Beale and his friends later returned and then moved the treasure to a different location. The group also instructed Beale to give some "perfectly reliable person" instructions on how to find the treasure, so that in the event they died during their adventures, their families could be given the fortune.

Beale cipher
The first of the three nearly-identical Beale Cipher pages of numbers. The only difference between the three pages is the numbers themselves.
Wikimedia Commons

Beale later sent Morriss a letter from St. Louis, instructing him that if Beale didn't return, after 10 years Morriss had permission to open the box. Beale, of course, never came back. "I can only suppose that he was killed by Indians, afar from his home, though nothing was heard of his death," Morriss explained.

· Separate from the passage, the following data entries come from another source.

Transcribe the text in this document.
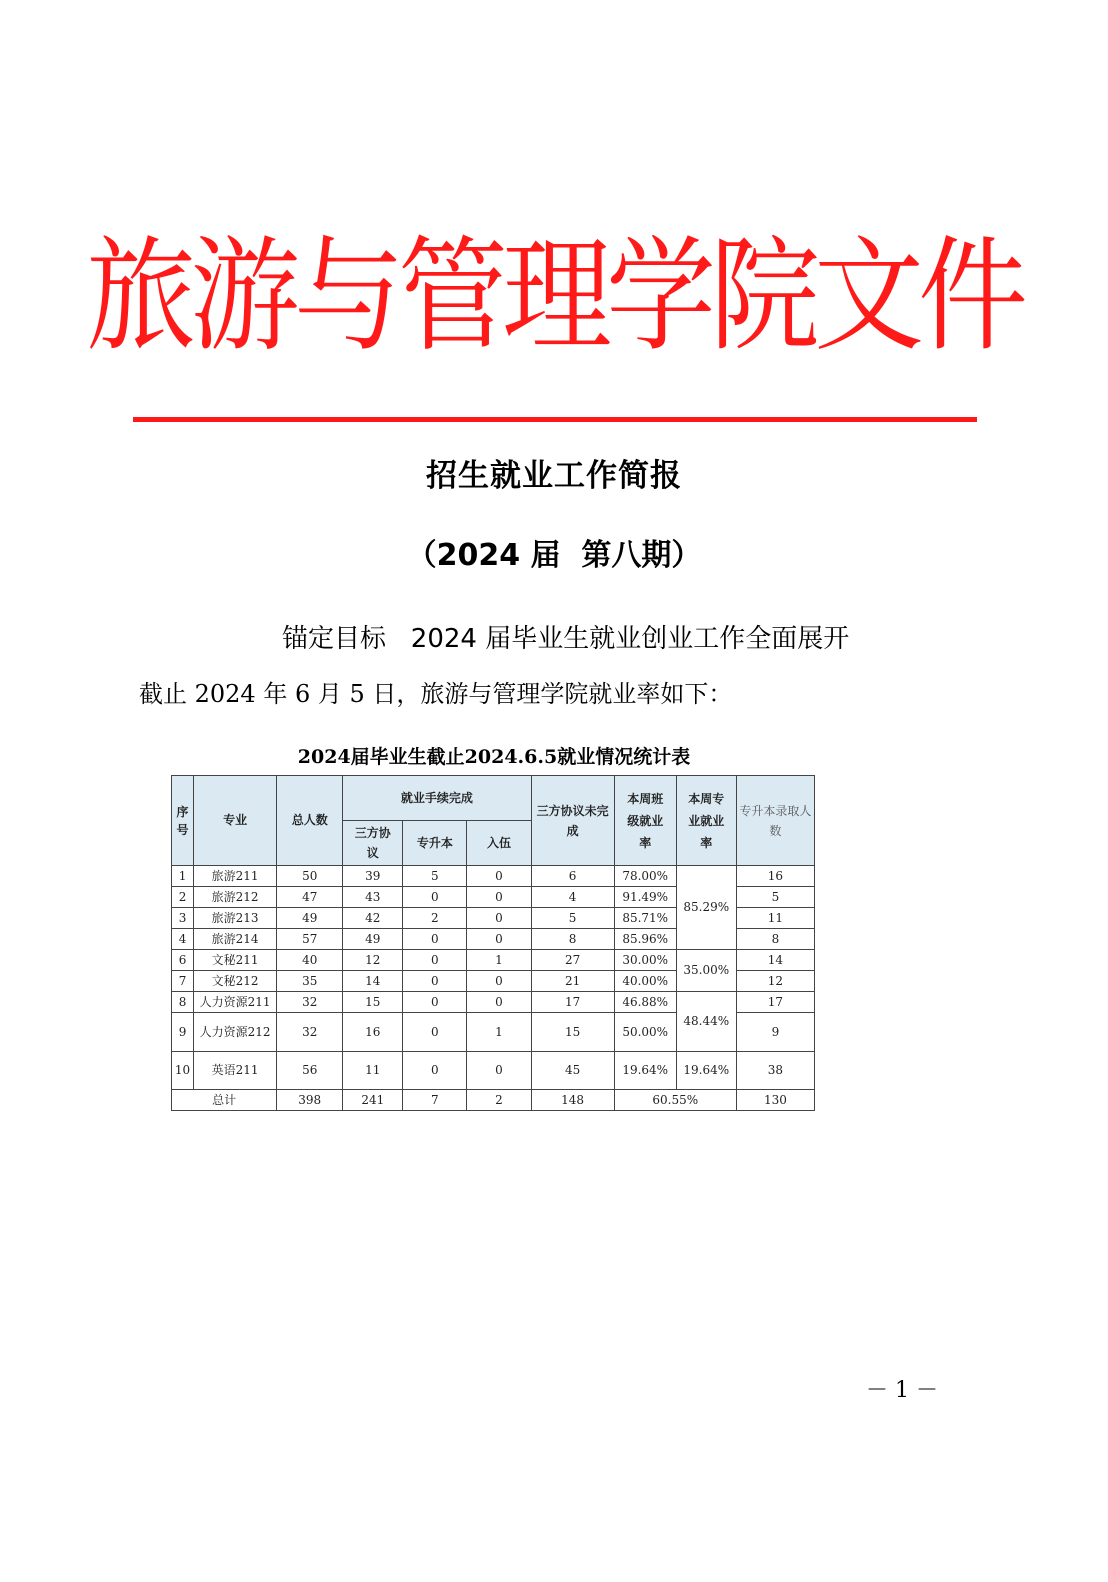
旅游与管理学院文件
招生就业工作简报
（2024 届  第八期）
锚定目标   2024 届毕业生就业创业工作全面展开
截止 2024 年 6 月 5 日，旅游与管理学院就业率如下：
2024届毕业生截止2024.6.5就业情况统计表
序号	专业	总人数	就业手续完成			三方协议未完成	本周班级就业率	本周专业就业率	专升本录取人数
			三方协议	专升本	入伍				
1	旅游211	50	39	5	0	6	78.00%	85.29%	16
2	旅游212	47	43	0	0	4	91.49%		5
3	旅游213	49	42	2	0	5	85.71%		11
4	旅游214	57	49	0	0	8	85.96%		8
6	文秘211	40	12	0	1	27	30.00%	35.00%	14
7	文秘212	35	14	0	0	21	40.00%		12
8	人力资源211	32	15	0	0	17	46.88%	48.44%	17
9	人力资源212	32	16	0	1	15	50.00%		9
10	英语211	56	11	0	0	45	19.64%	19.64%	38
总计		398	241	7	2	148	60.55%		130
－ 1 －
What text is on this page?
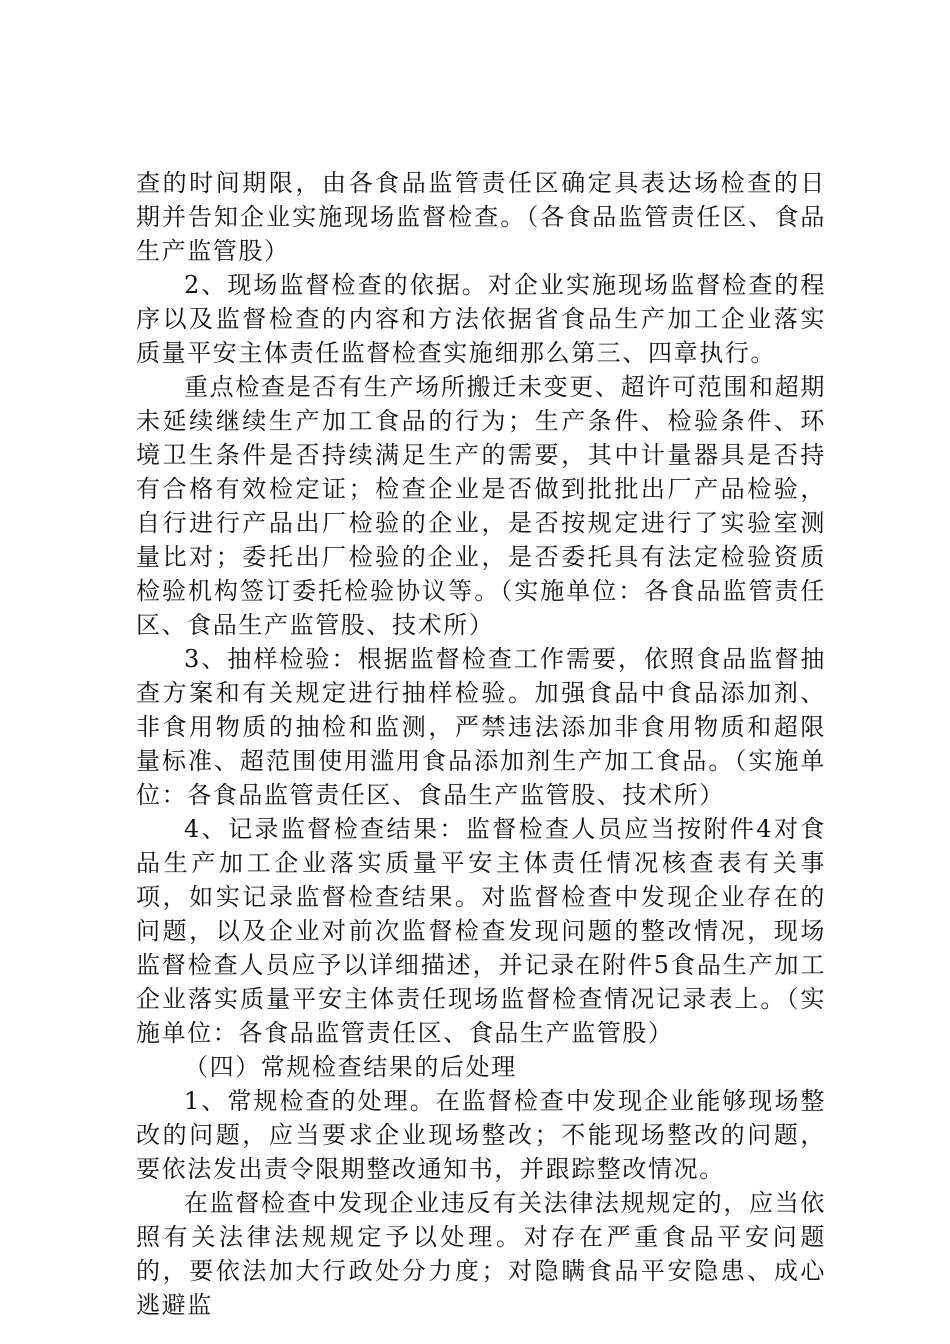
查的时间期限，由各食品监管责任区确定具表达场检查的日期并告知企业实施现场监督检查。（各食品监管责任区、食品生产监管股）

2、现场监督检查的依据。对企业实施现场监督检查的程序以及监督检查的内容和方法依据省食品生产加工企业落实质量平安主体责任监督检查实施细那么第三、四章执行。

重点检查是否有生产场所搬迁未变更、超许可范围和超期未延续继续生产加工食品的行为；生产条件、检验条件、环境卫生条件是否持续满足生产的需要，其中计量器具是否持有合格有效检定证；检查企业是否做到批批出厂产品检验，自行进行产品出厂检验的企业，是否按规定进行了实验室测量比对；委托出厂检验的企业，是否委托具有法定检验资质检验机构签订委托检验协议等。（实施单位：各食品监管责任区、食品生产监管股、技术所）

3、抽样检验：根据监督检查工作需要，依照食品监督抽查方案和有关规定进行抽样检验。加强食品中食品添加剂、非食用物质的抽检和监测，严禁违法添加非食用物质和超限量标准、超范围使用滥用食品添加剂生产加工食品。（实施单位：各食品监管责任区、食品生产监管股、技术所）

4、记录监督检查结果：监督检查人员应当按附件4对食品生产加工企业落实质量平安主体责任情况核查表有关事项，如实记录监督检查结果。对监督检查中发现企业存在的问题，以及企业对前次监督检查发现问题的整改情况，现场监督检查人员应予以详细描述，并记录在附件5食品生产加工企业落实质量平安主体责任现场监督检查情况记录表上。（实施单位：各食品监管责任区、食品生产监管股）

（四）常规检查结果的后处理

1、常规检查的处理。在监督检查中发现企业能够现场整改的问题，应当要求企业现场整改；不能现场整改的问题，要依法发出责令限期整改通知书，并跟踪整改情况。

在监督检查中发现企业违反有关法律法规规定的，应当依照有关法律法规规定予以处理。对存在严重食品平安问题的，要依法加大行政处分力度；对隐瞒食品平安隐患、成心逃避监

For reasons unexplained, Morriss didn't break the lock and open the box until 23 years later, in 1845. But it didn't contain a map or simple instructions on how to find the fortune. Instead, it contained sheets of paper covered with seemingly incomprehensible numbers.

The pamphlet's mysterious author figured out that one of the three sheets was in a code based on the Declaration of Independence, and deciphered it. It was a message describing the fortune, which consisted of 2,921 pounds (1,325 kilograms) of gold, 5,100 pounds (2,313 kilograms) of silver, and a quantity of jewels that had been obtained in exchange for silver. The treasure was packed in iron pots with lids and buried in a stone-lined vault. But the exact location was on one of the other pages, in a coded message that the anonymous author — conveniently for the mystery — wasn't able to solve. Ditto for the third page, which listed the members of the group and gave their relatives' names and addresses.

Elonka Dunin, a video game developer, writer and cryptographer, and her colleague, German computer scientist and cryptographer Klaus Schmeh, are co-authors of the 2020 book "Codebreaking: A Practical Guide." They've studied the Beale Ciphers mystery in detail, even traveling to Bedford County to scrutinize the area around the former site of Buford's tavern, where Beale supposedly buried the riches.

Aside from the basic implausibility of the story, as Dunin explains, there are plenty of clues that indicate the Beale treasure is a hoax. "The only source is the pamphlet," she notes, and the details in it are sketchy. In addition, the originals of the letters to Morriss from Beale were conveniently lost, so no one except the anonymous author got a chance to examine them. But language experts who've examined the texts of the letters and compared them to the pamphlet have concluded that "it all seems to have been written by the same person," Dunin explains.

Additionally, as Schmeh notes, there are a few, slightly different versions of the Declaration of Independence. As the basis for one of his ciphers, "Beale used a rare or unique version," Schmeh explains. Bizarrely, the person who 60 years later solved the cipher just happened to have exactly the same rare version. "It's almost impossible," Schmeh says.

But the Beale Ciphers still fascinate people interested in cryptography, and the story still prompts amateur treasure hunters to head to Virginia in hopes of striking it rich.

"Even after it's been pretty well debunked, there's something in the human psyche — the finding a hidden treasure, something no one else has been able to do — that keeps people searching for it," Dunin explains.